Wednesday, October 15, 2008


I think a lot of ‘80s children will remember this old school HBO favorite well. Hell, I probably haven’t even seen Critters since 1987 myself. And holy crap, I didn’t remember ANYTHING about this movie aside from the title and what the Krites looked like! The Krites are a litter of carnivorous aliens who narrowly escape imprisonment and set their course for the nearest planet that can sustain food. I’ll give you three guesses as to which planet they’re heading for. They land in the middle of Kansas and launch an attack on the nearby family, who are forced to defend their farm and lives against the nasty little Krites. But the Krites are not alone. A pair of intergalactic glam rockers (oops, I meant bounty hunters) is just two steps behind with space-age weaponry, looking to eradicate the little bastards once and for all. Critters isn’t exactly a four-star movie on the same level as any of the true classic horror films reviewed this month. But it is good fun, and typical of most action-packed ‘80s movies—meaning it’s explosive, noisy, and profane in that way that only an action-packed ‘80s movie could be. Would you believe that Siskel & Ebert gave Critters two thumbs up? Familiar faces from various movies from that decade include Dee Wallace Stone, Scott Grimes, and M. Emmet Walsh, letting you know that you’re in good company. For those of you who have not seen this movie before, to fully appreciate Critters, it’s best to host a sleepover with a bunch of your wiseass friends to watch it. Order the greasiest pizza you can find in the phone book. Vegans need not apply, because it is necessary to have cheese on the pizza for the proper experience at the very least. Since you’re not ten anymore, you can apply copious amounts of herb and/or cheap beer in place of two-liters of soda if you want. Hell, you might even enjoy it more that way. At no point will you pay any attention to the dialogue or the story, nor will it matter in the slightest. Should you fail to follow these directions to the letter, you would be depriving yourself of seeing Critters in its proper context and will more than likely think this movie is completely stupid. But no, the movie isn’t what’s stupid here—it’s you, for not doing as you’re told.


primusgrl1 said...

I wonder if it's good or bad that I'd never heard of Critters until reading your blog.
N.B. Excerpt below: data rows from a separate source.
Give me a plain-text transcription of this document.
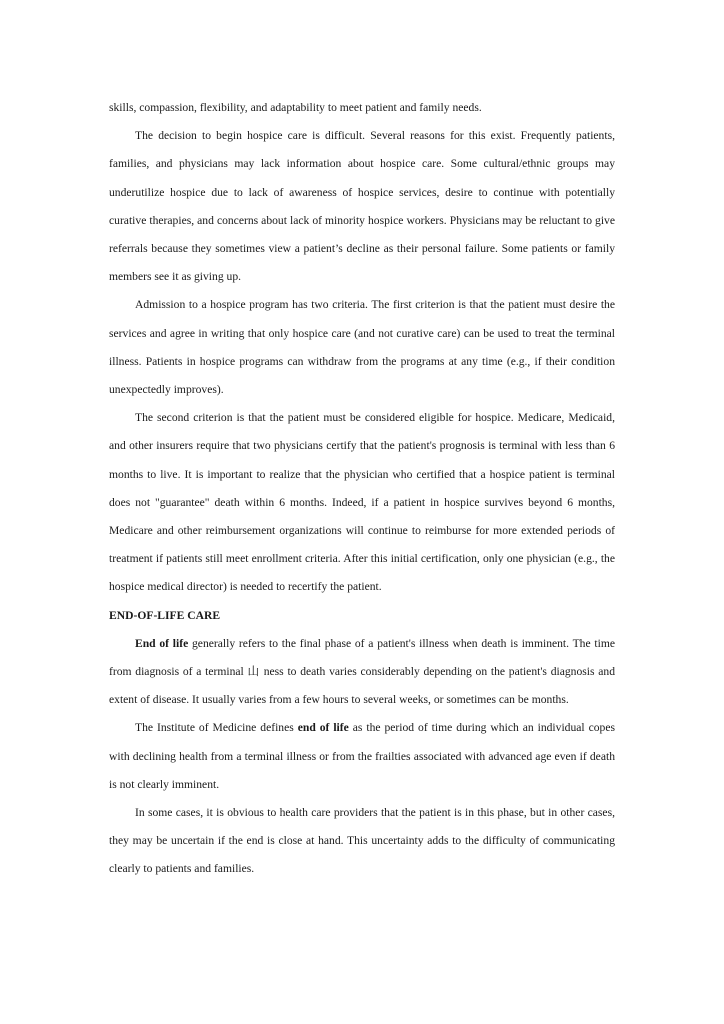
skills, compassion, flexibility, and adaptability to meet patient and family needs.

The decision to begin hospice care is difficult. Several reasons for this exist. Frequently patients, families, and physicians may lack information about hospice care. Some cultural/ethnic groups may underutilize hospice due to lack of awareness of hospice services, desire to continue with potentially curative therapies, and concerns about lack of minority hospice workers. Physicians may be reluctant to give referrals because they sometimes view a patient’s decline as their personal failure. Some patients or family members see it as giving up.

Admission to a hospice program has two criteria. The first criterion is that the patient must desire the services and agree in writing that only hospice care (and not curative care) can be used to treat the terminal illness. Patients in hospice programs can withdraw from the programs at any time (e.g., if their condition unexpectedly improves).

The second criterion is that the patient must be considered eligible for hospice. Medicare, Medicaid, and other insurers require that two physicians certify that the patient's prognosis is terminal with less than 6 months to live. It is important to realize that the physician who certified that a hospice patient is terminal does not "guarantee" death within 6 months. Indeed, if a patient in hospice survives beyond 6 months, Medicare and other reimbursement organizations will continue to reimburse for more extended periods of treatment if patients still meet enrollment criteria. After this initial certification, only one physician (e.g., the hospice medical director) is needed to recertify the patient.

END-OF-LIFE CARE

End of life generally refers to the final phase of a patient's illness when death is imminent. The time from diagnosis of a terminal 山 ness to death varies considerably depending on the patient's diagnosis and extent of disease. It usually varies from a few hours to several weeks, or sometimes can be months.

The Institute of Medicine defines end of life as the period of time during which an individual copes with declining health from a terminal illness or from the frailties associated with advanced age even if death is not clearly imminent.

In some cases, it is obvious to health care providers that the patient is in this phase, but in other cases, they may be uncertain if the end is close at hand. This uncertainty adds to the difficulty of communicating clearly to patients and families.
Always full of satire, your review gives a pretty realistic picture of what to expect, without completely defaming the film to the extent no one would watch it. I commend you for being the brave Evil Eye to which we all turn our less-Evil eyes to for sage advice on the ever-bloody (and oft cheesy) horror genre!

Mr. Sean said...

Awesome, & an awesome movie poster too. Always a great intrigue at the video store when i was a kid. Hey, thanks for the links, you should add this one too!

Jake said...

Yeah, I actually made a point to search around the internet to find the original poster/video box cover in the interest of retaining authenticity. The DVD cover doesn't look as cool, nor does it scream "OLD SCHOOL HBO FAVORITE" the way the original cover does.